A £2m bill amassed dealing with a Competition Commission investigation into AG Barr's attempted takeover of rival Britvic contributed to a 10.4% fall to £13.2m in its first half pre-tax profit.
But on an underlying basis, stripping out the impact of the Britvic bid and other one-off costs, earnings were up 12.3% to £16.6m in the six months to July 28, as warm summer weather helped push up turnover 5.8% to £128.7m.
Investors reacted cautiously, sending AG Barr's shares down 3p or 0.6% to 522p.
Chief executive Roger White said: "We have made good progress across all fronts."

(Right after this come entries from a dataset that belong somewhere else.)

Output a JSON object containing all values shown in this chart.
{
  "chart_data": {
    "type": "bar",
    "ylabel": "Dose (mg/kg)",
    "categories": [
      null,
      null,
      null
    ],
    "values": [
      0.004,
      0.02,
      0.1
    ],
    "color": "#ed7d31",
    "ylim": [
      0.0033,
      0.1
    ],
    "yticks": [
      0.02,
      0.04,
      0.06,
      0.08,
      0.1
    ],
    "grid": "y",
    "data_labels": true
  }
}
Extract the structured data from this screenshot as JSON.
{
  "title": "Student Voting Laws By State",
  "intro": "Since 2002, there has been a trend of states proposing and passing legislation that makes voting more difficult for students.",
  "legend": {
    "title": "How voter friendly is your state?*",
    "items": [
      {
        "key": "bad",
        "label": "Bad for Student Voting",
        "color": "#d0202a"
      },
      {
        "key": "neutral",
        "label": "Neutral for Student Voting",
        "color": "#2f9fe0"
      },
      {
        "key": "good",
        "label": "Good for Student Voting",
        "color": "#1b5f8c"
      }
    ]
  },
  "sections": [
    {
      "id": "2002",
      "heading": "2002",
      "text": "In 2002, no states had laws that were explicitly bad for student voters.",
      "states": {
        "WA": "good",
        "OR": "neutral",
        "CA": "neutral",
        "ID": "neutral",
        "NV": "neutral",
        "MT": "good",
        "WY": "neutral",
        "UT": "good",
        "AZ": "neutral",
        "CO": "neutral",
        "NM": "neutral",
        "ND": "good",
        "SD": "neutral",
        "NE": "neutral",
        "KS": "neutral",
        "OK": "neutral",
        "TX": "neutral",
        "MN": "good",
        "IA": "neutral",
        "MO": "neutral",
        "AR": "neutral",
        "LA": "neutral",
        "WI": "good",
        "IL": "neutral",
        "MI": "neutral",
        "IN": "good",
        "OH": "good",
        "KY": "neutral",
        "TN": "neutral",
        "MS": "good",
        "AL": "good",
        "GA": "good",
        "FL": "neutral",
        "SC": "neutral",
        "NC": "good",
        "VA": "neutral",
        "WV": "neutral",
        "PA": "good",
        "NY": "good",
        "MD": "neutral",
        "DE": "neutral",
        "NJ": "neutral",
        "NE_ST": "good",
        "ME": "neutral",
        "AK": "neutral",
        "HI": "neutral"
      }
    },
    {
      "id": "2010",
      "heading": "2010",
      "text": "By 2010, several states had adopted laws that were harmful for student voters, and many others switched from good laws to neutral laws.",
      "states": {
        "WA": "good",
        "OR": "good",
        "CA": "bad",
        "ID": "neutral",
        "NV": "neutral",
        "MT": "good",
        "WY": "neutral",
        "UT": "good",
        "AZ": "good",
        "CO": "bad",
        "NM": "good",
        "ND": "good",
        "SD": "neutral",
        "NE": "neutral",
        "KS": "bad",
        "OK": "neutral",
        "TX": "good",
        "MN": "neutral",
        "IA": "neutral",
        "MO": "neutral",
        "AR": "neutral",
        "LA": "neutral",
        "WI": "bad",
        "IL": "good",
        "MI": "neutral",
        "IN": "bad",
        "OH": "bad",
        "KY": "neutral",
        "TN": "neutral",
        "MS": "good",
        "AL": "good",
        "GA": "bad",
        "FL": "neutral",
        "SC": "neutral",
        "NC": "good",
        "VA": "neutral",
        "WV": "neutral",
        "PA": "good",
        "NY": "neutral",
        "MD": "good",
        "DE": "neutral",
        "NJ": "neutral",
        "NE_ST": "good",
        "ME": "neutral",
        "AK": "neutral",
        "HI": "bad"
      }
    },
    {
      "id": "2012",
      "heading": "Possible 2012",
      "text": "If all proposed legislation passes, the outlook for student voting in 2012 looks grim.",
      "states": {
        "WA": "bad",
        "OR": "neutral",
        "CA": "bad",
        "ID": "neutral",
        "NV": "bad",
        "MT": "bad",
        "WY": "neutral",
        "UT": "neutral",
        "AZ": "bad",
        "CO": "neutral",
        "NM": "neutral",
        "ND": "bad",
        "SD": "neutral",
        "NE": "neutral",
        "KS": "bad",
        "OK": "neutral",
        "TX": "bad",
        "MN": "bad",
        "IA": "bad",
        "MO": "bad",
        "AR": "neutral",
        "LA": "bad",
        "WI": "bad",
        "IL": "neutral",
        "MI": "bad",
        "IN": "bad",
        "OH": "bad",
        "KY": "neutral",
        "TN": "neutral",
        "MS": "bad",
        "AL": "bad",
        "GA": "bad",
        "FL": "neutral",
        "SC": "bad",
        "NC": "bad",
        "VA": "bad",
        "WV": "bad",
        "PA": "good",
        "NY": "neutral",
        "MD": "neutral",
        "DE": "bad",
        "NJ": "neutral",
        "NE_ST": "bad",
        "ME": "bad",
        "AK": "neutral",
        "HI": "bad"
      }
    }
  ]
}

He said the result had been pleasing given the "significant distraction" of the Britvic takeover attempt.
AG Barr revealed it has agreed to transfer properties worth £21.7m, including its production facility, offices and warehousing in Cumbernauld, to a partnership in which its pension scheme has an interest.
The property is to be leased back to AG Barr over 20 years generating rent of more than £1.1m a year.
AG Barr anticipates a review due next year will identify a £10m pension deficit despite recent favourable moves in financial markets.
It said a conventional deficit recovery plan would have cost it £1.5m a year.
The company will retain operational control of the properties. It will also be able to buy them back at a fixed price at the end of the lease or if the pension scheme becomes fully funded.
The deal follows similar arrangements announced by the likes of whisky maker Diageo which pledged whisky stocks against the funding gap in its pension scheme.
In the six-month period AG Barr booked exceptional costs of £459,000 relating to an upcoming shake-up and centralisation of its telesales operation. This will lead to 25 more posts being based in Cumbernauld.
"There will be more people working in Scotland," Mr White said. But "modest" job losses are expected at sites in England.
AG Barr reported a 5% rise in sales in Scotland which now accounts for 39% of its business.
Meanwhile south of the Border, sales were up 9%, and accounted for 59% of the group's total as it pushed Irn-Bru in northern England.
Mr White said: "The Scottish business is still in growth however it now makes up less than 40% of the total mix. We must continue to invest in our core business in Scotland and develop our market position.
"The brand health of Irn-Bru in Scotland is excellent."
Irn-Bru is in the unusual position of having its average price rise above that of market leader Coca Cola as AG Barr cut back on promotions.
The company has also started to put more marketing muscle behind its Barr soft drinks range, including the screening of its first television adverts in Scotland. Mr White said the Barr brand has "real potential".
AG Barr's sales growth has been helped by the start of production at a new £34m facility at Milton Keynes, north of London.
In the period AG Barr booked £2m of costs in relation to a competition inquiry into its bid for Britvic, the maker of Robinsons squash.
After being given the green light by the competition authorities, AG Barr was unable to agree a new deal with Britvic, whose board had previously backed a merger. Its total bill for the aborted takeover amounted to £4.9m, AG Barr disclosed.
Mr White said: "To see that you put a year's worth of effort into anything and at the end of it you do not manage to achieve what you set out to do, that is a little bit disappointing," he said.
Asked if he regarded Britvic's board as having behaved honourably, he said: "Everybody behaves the way they think is right. We behaved impeccably throughout the process. I am sure Britvic think the same about themselves."
Wayne Brown, analyst at Canaccord Genuity, said: "AG Barr's performance continues to accelerate ahead of the market."
AG Barr declared an interim dividend of 2.825p, up from 2.616p last year, to be paid on October 18.